A few years ago, the major US carriers were accusing common enemy Emirates of benefiting unfairly from government subsidies as its market share in their backyard grew ever bigger. Now one of them, United Airlines, has broken from its domestic rivals to sign a code-sharing partnership with the Dubai operator. Emirates chief executive Tim Clark says the alliance “is going to terrify our competitors”.
While Emirates is not joining Star Alliance, the tie-up will open some 100 cities served by Emirates and sister airline Flydubai to United customers, while offering single-ticket connections to dozens of North American destinations to passengers departing Dubai. Bosses at American Airlines and Delta Air Lines have not said publically what they think about the about-face by their fellow US carrier.
The continuing chaos at Amsterdam’s Schiphol has claimed a significant victim – the airport’s boss. Dick Benschop announced this week he will step down, after a summer of flight cancellations and long passenger queues outside the terminal building blamed on shortages of security and other staff. In a resignation statement, he insisted: “I have done my best.”
Another under-fire chief executive is Alan Joyce of Qantas. The Australian airline has also struggled operationally since the recovery began in earnest this year, with a deluge of complaints about cancelled services and lost baggage. However, chairman Richard Goyder defends his colleague, arguing: “This is what happens when you shut down an entire sector for more than two years.”
It has been a good week for sustainable propulsion pioneers. After July’s Farnborough Airshow saw a spate of commitments for electric vertical take-off and landing (eVTOL) platforms from the likes of Embraer spin-off Eve, Lilium and Vertical Aerospace, it was the turn of the more conventional fixed-wing developers to make the news.
US carrier Global Crossing intends to buy 50 examples of Eviation’s nine-seat, all-electric Alice, to offer carbon-neutral services from Florida to the Caribbean. Meanwhile, Sweden’s Heart Aerospace has replaced its original planned 19-seater with a 30-passenger version, the ES-30, which it hopes to have in service by 2028. Air Canada and Saab are among those with minority stakes in the business.
Canada’s De Havilland is proceeding apace with a hybrid version of the Dash 8, formerly the Bombardier Q400. Powering it will be an all-new electric motor Collins has developed in the UK, and is shipping this month to fellow Raytheon business Pratt & Whitney, which will carry out the powertrain integration.

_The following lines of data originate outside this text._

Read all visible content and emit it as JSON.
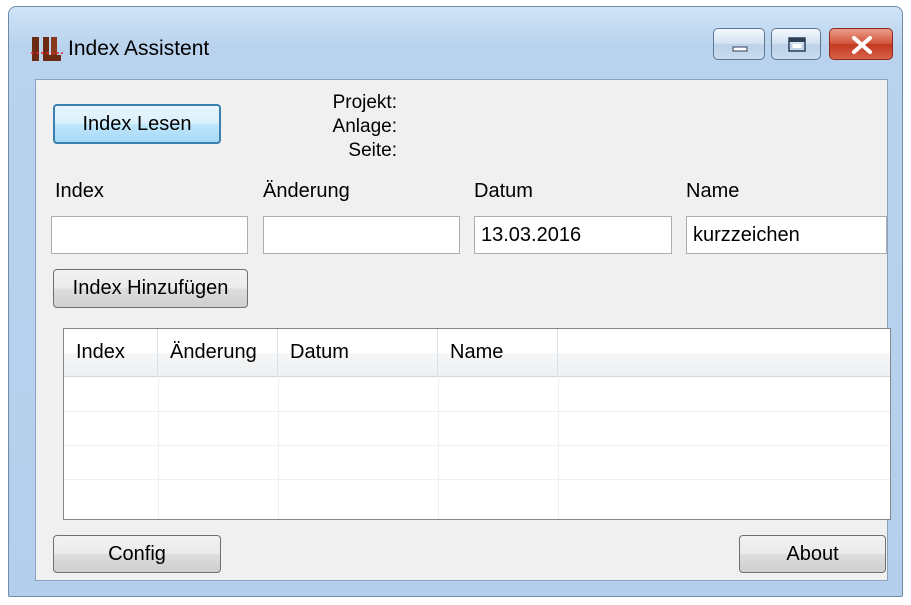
{
  "window": {
    "title": "Index Assistent",
    "icon": "app-logo-icon",
    "controls": {
      "minimize_icon": "minimize-icon",
      "maximize_icon": "maximize-icon",
      "close_icon": "close-icon"
    }
  },
  "actions": {
    "read_index_label": "Index Lesen",
    "add_index_label": "Index Hinzufügen",
    "config_label": "Config",
    "about_label": "About"
  },
  "info": {
    "project_label": "Projekt:",
    "plant_label": "Anlage:",
    "page_label": "Seite:"
  },
  "form": {
    "index_label": "Index",
    "index_value": "",
    "change_label": "Änderung",
    "change_value": "",
    "date_label": "Datum",
    "date_value": "13.03.2016",
    "name_label": "Name",
    "name_value": "kurzzeichen"
  },
  "table": {
    "columns": [
      "Index",
      "Änderung",
      "Datum",
      "Name"
    ],
    "rows": []
  },
  "colors": {
    "window_frame": "#b9d3ee",
    "client_bg": "#f0f0f0",
    "close_button": "#c23a20",
    "focus_border": "#3c7fb1"
  }
}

However, there was disappointment for an operator planning another novel method of air travel. Tailwind Air was on the verge of launching a seaplane service from New York harbor to Washington DC. However, federal authorities – always nervous when it comes to the airspace over the capital – have raised security concerns. Tailwind faces a delay of at least 45 days while a review takes place.